La seguridad de tu bebé es lo más importante 

Durante los primeros años de tu bebé tendrás que contar con muchos artículos de paseo para cubrir sus distintas necesidades según pasa el tiempo. Entre estos artículos, el indispensable es el carrito o silla para bebé, que debe mantenerse en perfectas condiciones ya que la seguridad de tu bebé es primordial y un pequeño desperfecto puede poner en riesgo su bienestar. La vida útil de los carritos para bebé es, generalmente, lo suficientemente larga como para cumplir con su ciclo de uso, es decir, hasta que tu bebé ya no lo necesite más. Sin embargo, con el tiempo las cosas se van deteriorando y se desgastan algunas de las partes que componen el carrito o la silla, incluso antes del tiempo previsto. En estos casos tienes la opción de comprar un producto nuevo para reemplazar el que se ha dañado, que es una excelente solución si lo piensas usar más allá de su ciclo natural, por ejemplo, con otro bebé. Sin embargo, si solo tienes pensado tener un bebé y no tienes a nadie en la familia que vaya a usar el carrito después de ti, tal vez deberías pensar en comprar recambios para carritos de bebé y extender así la vida útil del mismo. 

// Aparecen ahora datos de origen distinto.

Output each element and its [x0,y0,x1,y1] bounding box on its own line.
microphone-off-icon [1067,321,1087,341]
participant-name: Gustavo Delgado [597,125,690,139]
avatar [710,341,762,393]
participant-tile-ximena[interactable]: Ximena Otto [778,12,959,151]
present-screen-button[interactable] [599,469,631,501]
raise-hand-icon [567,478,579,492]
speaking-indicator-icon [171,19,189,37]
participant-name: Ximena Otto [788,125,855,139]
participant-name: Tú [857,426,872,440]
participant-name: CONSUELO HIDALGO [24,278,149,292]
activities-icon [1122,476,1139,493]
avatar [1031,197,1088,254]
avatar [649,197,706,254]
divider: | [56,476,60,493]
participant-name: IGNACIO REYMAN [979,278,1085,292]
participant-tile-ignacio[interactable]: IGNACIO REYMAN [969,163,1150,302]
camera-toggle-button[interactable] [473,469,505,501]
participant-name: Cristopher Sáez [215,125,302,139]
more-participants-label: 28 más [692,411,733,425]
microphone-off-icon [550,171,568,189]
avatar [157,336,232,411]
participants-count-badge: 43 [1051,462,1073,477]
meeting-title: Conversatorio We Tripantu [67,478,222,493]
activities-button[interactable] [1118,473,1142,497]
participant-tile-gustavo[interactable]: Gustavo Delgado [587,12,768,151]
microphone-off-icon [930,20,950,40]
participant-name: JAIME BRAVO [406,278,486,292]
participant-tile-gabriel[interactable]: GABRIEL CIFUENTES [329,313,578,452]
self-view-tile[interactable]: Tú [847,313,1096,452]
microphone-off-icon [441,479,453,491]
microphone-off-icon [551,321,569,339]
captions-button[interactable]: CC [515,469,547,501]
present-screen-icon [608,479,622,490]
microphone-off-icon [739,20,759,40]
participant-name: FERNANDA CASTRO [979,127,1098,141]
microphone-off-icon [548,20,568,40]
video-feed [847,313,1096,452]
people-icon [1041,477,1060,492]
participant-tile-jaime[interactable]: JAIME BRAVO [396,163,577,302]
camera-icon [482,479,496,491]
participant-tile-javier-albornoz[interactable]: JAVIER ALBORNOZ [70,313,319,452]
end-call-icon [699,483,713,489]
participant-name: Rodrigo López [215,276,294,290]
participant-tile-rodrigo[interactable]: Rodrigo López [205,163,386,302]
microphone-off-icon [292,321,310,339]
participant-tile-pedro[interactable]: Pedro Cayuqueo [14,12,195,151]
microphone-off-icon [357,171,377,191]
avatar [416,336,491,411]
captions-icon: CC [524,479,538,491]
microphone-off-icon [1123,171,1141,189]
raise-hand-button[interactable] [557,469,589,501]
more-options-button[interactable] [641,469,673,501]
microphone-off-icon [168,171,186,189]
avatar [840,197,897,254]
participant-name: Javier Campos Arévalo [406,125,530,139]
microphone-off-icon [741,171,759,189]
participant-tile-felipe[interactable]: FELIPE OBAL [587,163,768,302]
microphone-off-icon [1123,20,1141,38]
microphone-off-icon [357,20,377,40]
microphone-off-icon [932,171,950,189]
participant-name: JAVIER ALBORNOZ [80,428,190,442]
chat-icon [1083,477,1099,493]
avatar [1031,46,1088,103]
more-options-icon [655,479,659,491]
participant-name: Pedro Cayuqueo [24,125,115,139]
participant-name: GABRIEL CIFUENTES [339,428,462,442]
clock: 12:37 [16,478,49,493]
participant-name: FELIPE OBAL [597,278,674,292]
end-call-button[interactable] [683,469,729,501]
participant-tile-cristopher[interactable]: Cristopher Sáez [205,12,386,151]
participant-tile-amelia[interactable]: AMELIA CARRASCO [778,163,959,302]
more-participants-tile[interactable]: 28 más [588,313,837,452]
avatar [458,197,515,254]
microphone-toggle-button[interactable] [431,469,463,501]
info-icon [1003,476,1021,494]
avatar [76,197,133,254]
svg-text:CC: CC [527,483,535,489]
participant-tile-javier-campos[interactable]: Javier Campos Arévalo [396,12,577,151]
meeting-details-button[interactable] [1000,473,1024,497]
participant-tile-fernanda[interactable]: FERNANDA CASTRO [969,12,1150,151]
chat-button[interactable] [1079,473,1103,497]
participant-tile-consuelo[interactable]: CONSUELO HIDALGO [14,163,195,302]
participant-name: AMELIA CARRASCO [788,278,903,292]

Qué partes hay que reemplazar en un carrito de bebé  

En los carritos para bebé, las partes que más se desgastan y que pueden darte problemas son las ruedas, que dependiendo de cuánto uso le des al carrito, tendrás que cambiar con más o menos frecuencia. Es posible que no tengas que cambiar todas las ruedas a la vez, así que revisa cuál está fallando y reemplázala. Eso sí, asegúrate de que el carrito no quede desequilibrado al instalar la nueva. Otro elemento que se daña con frecuencia es el cinturón de seguridad que sujeta a tu bebé en el asiento del carrito o en la silla. En este caso, deberás reemplazar la hebilla que es lo que generalmente se daña.En cuanto a las empuñaduras del carrito para bebé o los manillares de la silla, éstos se encuentran recubiertos, por lo general, con espuma de poliuretano que evita que se resbale de las manos. Esta goma está en contacto constante con el sudor y grasa de nuestras manos, y si no son de muy buena calidad, pueden desgastarse muy rápidamente. Los accesorios, así como otros artículos para carritos, generalmente duran más de lo que se utiliza el carrito por lo que seguramente no necesitarás preocuparte por cambiarlos.